Кстати, тот факт, что я по национальности немец, имел для меня довольно любопытные последствия. 6 июня 2004 года отмечалась шестидесятая годовщина высадки союзников во Франции. В честь этого события, а также в честь одного местного ветерана и нашего друга, который воевал в Нормандии, мы с друзьями устроили для него торжественный ужин в одном из ресторанов Эшвилла. За всю мою жизнь в США я поучаствовал не в одном десятке подобных событий, поэтому не видел ничего странного в том, что сижу за одним праздничным столом с человеком, который в войну сражался против армии, в которой служил я. Наоборот, я испытывал к нему глубокое уважение как к солдату, который с честью выполнял свой воинский долг.
В конце ужина рядом со мной неожиданно появилась официантка с тортом и мороженым. Полагая, что я тоже ветеран американской армии, она совершенно искренне сказала мне: «Спасибо вам за вашу службу». Весь наш стол взорвался дружным смехом, расхохотался и я.
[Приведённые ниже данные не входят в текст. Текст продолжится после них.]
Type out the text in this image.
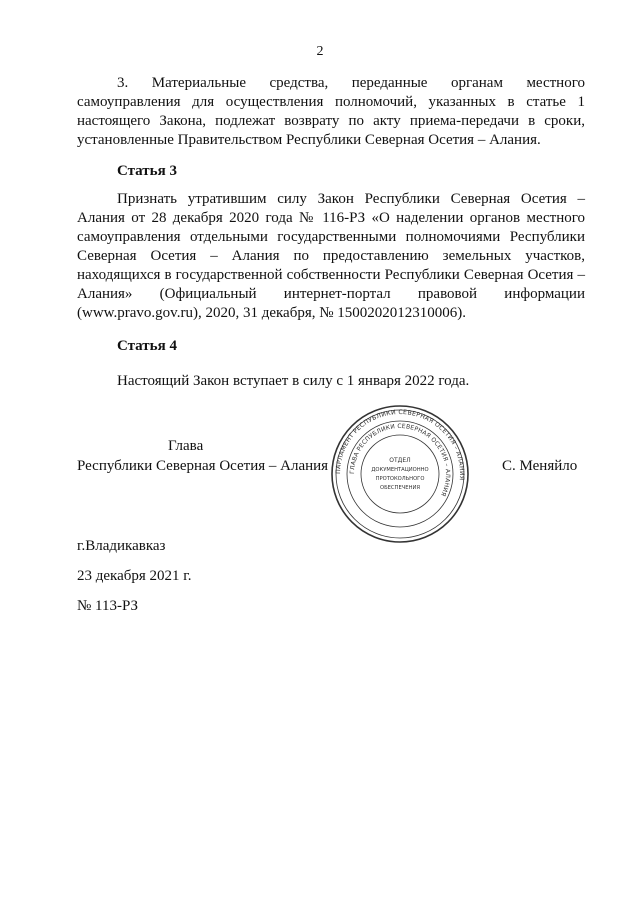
2

3. Материальные средства, переданные органам местного самоуправления для осуществления полномочий, указанных в статье 1 настоящего Закона, подлежат возврату по акту приема-передачи в сроки, установленные Правительством Республики Северная Осетия – Алания.

Статья 3

Признать утратившим силу Закон Республики Северная Осетия – Алания от 28 декабря 2020 года № 116-РЗ «О наделении органов местного самоуправления отдельными государственными полномочиями Республики Северная Осетия – Алания по предоставлению земельных участков, находящихся в государственной собственности Республики Северная Осетия – Алания» (Официальный интернет-портал правовой информации (www.pravo.gov.ru), 2020, 31 декабря, № 1500202012310006).

Статья 4

Настоящий Закон вступает в силу с 1 января 2022 года.

Глава
Республики Северная Осетия – Алания	С. Меняйло
ПАРЛАМЕНТ РЕСПУБЛИКИ СЕВЕРНАЯ ОСЕТИЯ – АЛАНИЯ
ГЛАВА РЕСПУБЛИКИ СЕВЕРНАЯ ОСЕТИЯ – АЛАНИЯ
ОТДЕЛ
ДОКУМЕНТАЦИОННО
ПРОТОКОЛЬНОГО
ОБЕСПЕЧЕНИЯ
г.Владикавказ
23 декабря 2021 г.
№ 113-РЗ
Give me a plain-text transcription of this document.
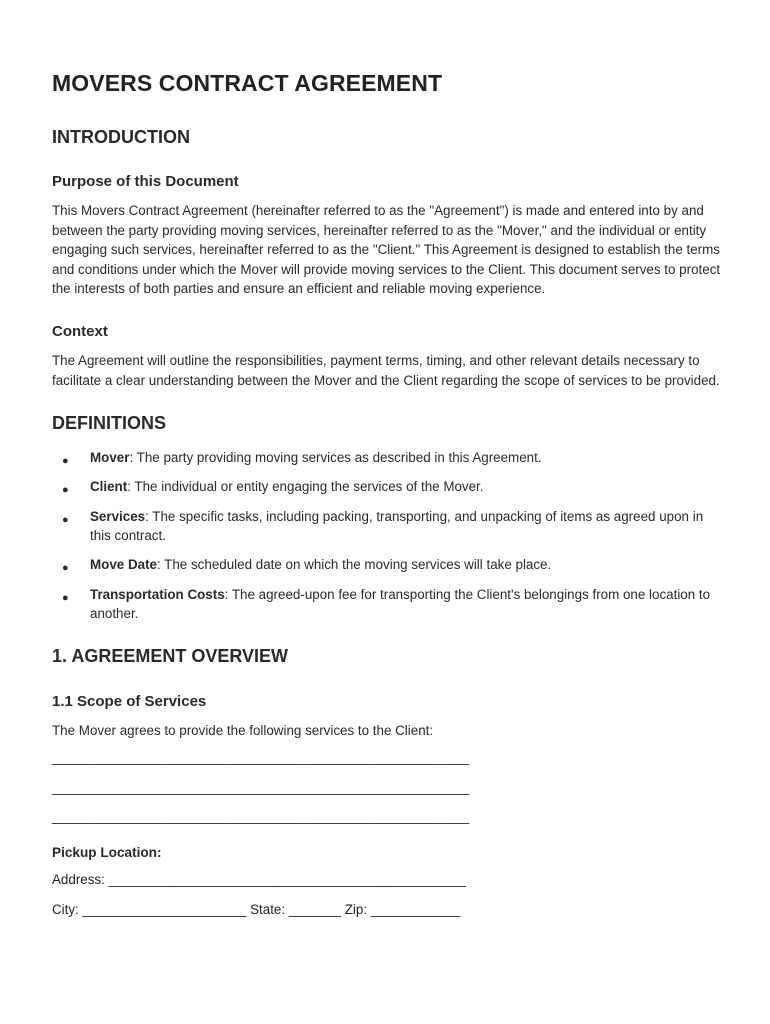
MOVERS CONTRACT AGREEMENT
INTRODUCTION
Purpose of this Document

This Movers Contract Agreement (hereinafter referred to as the "Agreement") is made and entered into by and between the party providing moving services, hereinafter referred to as the "Mover," and the individual or entity engaging such services, hereinafter referred to as the "Client." This Agreement is designed to establish the terms and conditions under which the Mover will provide moving services to the Client. This document serves to protect the interests of both parties and ensure an efficient and reliable moving experience.

Context

The Agreement will outline the responsibilities, payment terms, timing, and other relevant details necessary to facilitate a clear understanding between the Mover and the Client regarding the scope of services to be provided.

DEFINITIONS
● Mover: The party providing moving services as described in this Agreement.
● Client: The individual or entity engaging the services of the Mover.
● Services: The specific tasks, including packing, transporting, and unpacking of items as agreed upon in this contract.
● Move Date: The scheduled date on which the moving services will take place.
● Transportation Costs: The agreed-upon fee for transporting the Client's belongings from one location to another.
1. AGREEMENT OVERVIEW
1.1 Scope of Services

The Mover agrees to provide the following services to the Client:

________________________________________________________
________________________________________________________
________________________________________________________
Pickup Location:
Address: ________________________________________________
City: ______________________ State: _______ Zip: ____________
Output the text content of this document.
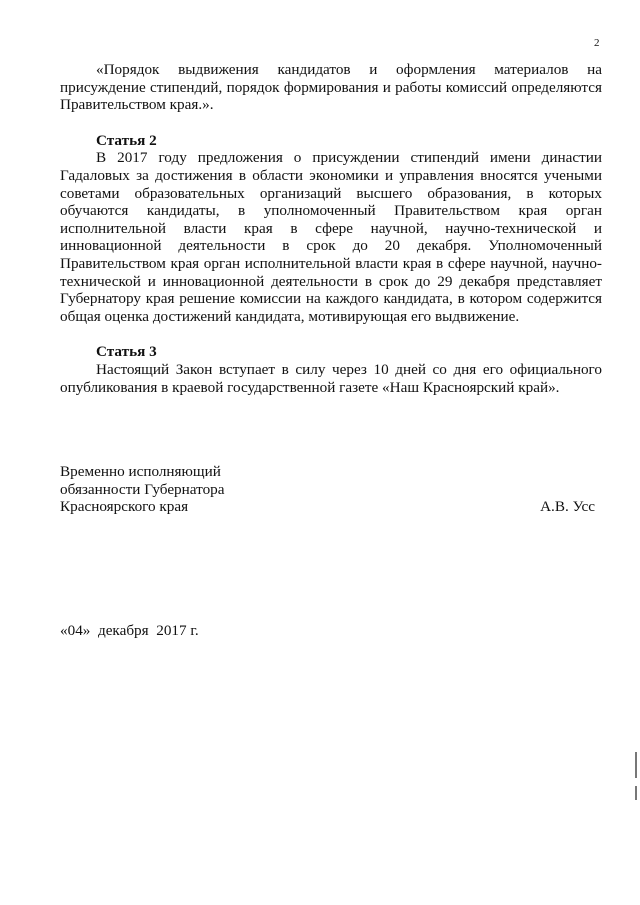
2

«Порядок выдвижения кандидатов и оформления материалов на присуждение стипендий, порядок формирования и работы комиссий определяются Правительством края.».

Статья 2

В 2017 году предложения о присуждении стипендий имени династии Гадаловых за достижения в области экономики и управления вносятся учеными советами образовательных организаций высшего образования, в которых обучаются кандидаты, в уполномоченный Правительством края орган исполнительной власти края в сфере научной, научно-технической и инновационной деятельности в срок до 20 декабря. Уполномоченный Правительством края орган исполнительной власти края в сфере научной, научно-технической и инновационной деятельности в срок до 29 декабря представляет Губернатору края решение комиссии на каждого кандидата, в котором содержится общая оценка достижений кандидата, мотивирующая его выдвижение.

Статья 3

Настоящий Закон вступает в силу через 10 дней со дня его официального опубликования в краевой государственной газете «Наш Красноярский край».

Временно исполняющий
обязанности Губернатора
Красноярского края	А.В. Усс
«04»  декабря  2017 г.
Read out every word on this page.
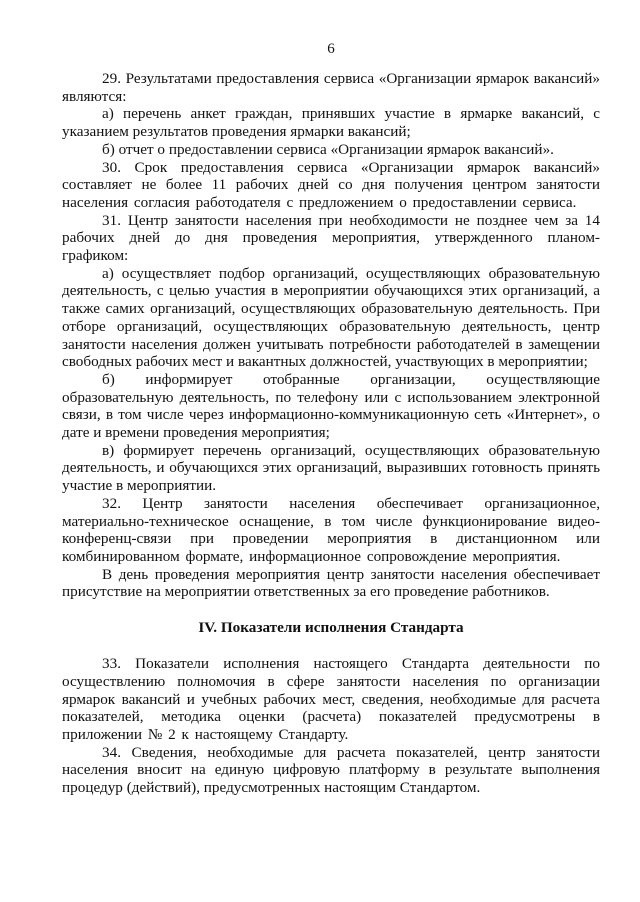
6

29. Результатами предоставления сервиса «Организации ярмарок вакансий» являются:

а) перечень анкет граждан, принявших участие в ярмарке вакансий, с указанием результатов проведения ярмарки вакансий;

б) отчет о предоставлении сервиса «Организации ярмарок вакансий».

30. Срок предоставления сервиса «Организации ярмарок вакансий» составляет не более 11 рабочих дней со дня получения центром занятости населения согласия работодателя с предложением о предоставлении сервиса.

31. Центр занятости населения при необходимости не позднее чем за 14 рабочих дней до дня проведения мероприятия, утвержденного планом-графиком:

а) осуществляет подбор организаций, осуществляющих образовательную деятельность, с целью участия в мероприятии обучающихся этих организаций, а также самих организаций, осуществляющих образовательную деятельность. При отборе организаций, осуществляющих образовательную деятельность, центр занятости населения должен учитывать потребности работодателей в замещении свободных рабочих мест и вакантных должностей, участвующих в мероприятии;

б) информирует отобранные организации, осуществляющие образовательную деятельность, по телефону или с использованием электронной связи, в том числе через информационно-коммуникационную сеть «Интернет», о дате и времени проведения мероприятия;

в) формирует перечень организаций, осуществляющих образовательную деятельность, и обучающихся этих организаций, выразивших готовность принять участие в мероприятии.

32. Центр занятости населения обеспечивает организационное, материально-техническое оснащение, в том числе функционирование видео-конференц-связи при проведении мероприятия в дистанционном или комбинированном формате, информационное сопровождение мероприятия.

В день проведения мероприятия центр занятости населения обеспечивает присутствие на мероприятии ответственных за его проведение работников.

IV. Показатели исполнения Стандарта

33. Показатели исполнения настоящего Стандарта деятельности по осуществлению полномочия в сфере занятости населения по организации ярмарок вакансий и учебных рабочих мест, сведения, необходимые для расчета показателей, методика оценки (расчета) показателей предусмотрены в приложении № 2 к настоящему Стандарту.

34. Сведения, необходимые для расчета показателей, центр занятости населения вносит на единую цифровую платформу в результате выполнения процедур (действий), предусмотренных настоящим Стандартом.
Есть своя ирония в том, что я удостоился поздравления как американский ветеран, пусть даже по чистой случайности. И все же в глубине души я горд тем, что воевал, хотя и не за мою новую страну, Америку, а за свою старую родину — Германию. Обе эти страны нашли в себе мужество забыть былые обиды и стать друзьями, так что я сумел примирить в себе американца и немца.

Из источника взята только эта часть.